De hecho, el "poder pastoral" (en palabras de Foucault) de la economía del deseo y el capitalismo de la vigilancia, capaz de conducir a un rebaño maleable mediante la mercadotecnia, desenmascara la ideología reinante en nuestro tiempo. Y es que resulta irónico que un sistema económico que se legitima sobre el principio de la "libertad de elegir" niegue de facto tal posibilidad. Porque queda anulada nuestra "voluntad de querer", que, pese a todos los equívocos, es la única libertad que merece tal nombre.
El régimen postdisciplinario no trata ya de reprimir el deseo, sino que lo espolea para poder gobernar a los individuos desde su propia libertad (una a la que sólo el consumo puede dar satisfacción). Un deseo cuyo orden no depende de nosotros es tanto como un amor a la esclavitud.
Las tendencias, como la que ha llevado a la canción del momento a lo más alto hasta que llegue la siguiente, son una más de las "añagazas de la propaganda sugestiva", en palabras de Juan Manuel de Prada: "Que aquello que nos viene impuesto de fuera parezca que nace de dentro; que aquello que ha sido urdido para anularnos parezca que nos afirma y robustece; que aquello que nos esclaviza parezca que nos libera".

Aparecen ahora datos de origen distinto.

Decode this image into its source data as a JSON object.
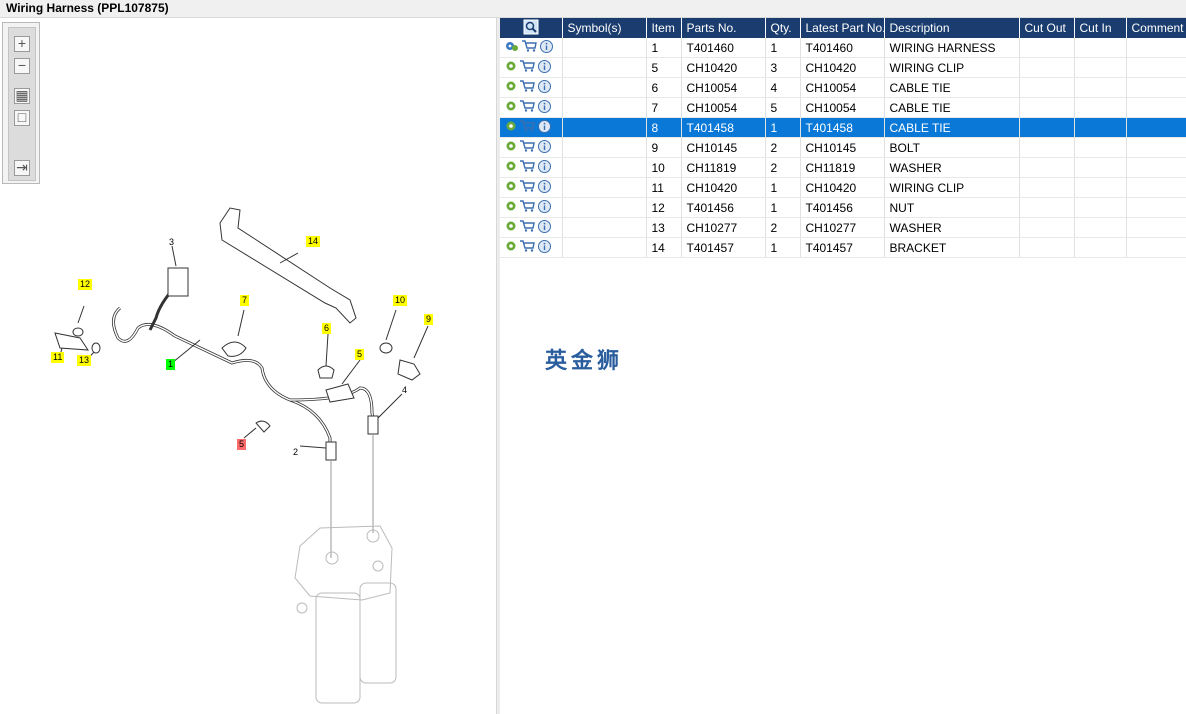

¿Qué puede hacerse frente a este panorama tan umbrío, más allá de la práctica de un conveniente minimalismo digital? Cultivar hábitos del corazón virtuosos para robustecerse frente a la atracción de lo pegadizo y lo adictivo. Educar el gusto para no sucumbir inercialmente a los placeres adocenantes. Permanecer vigilantes para no acabar imitando el deseo de los demás.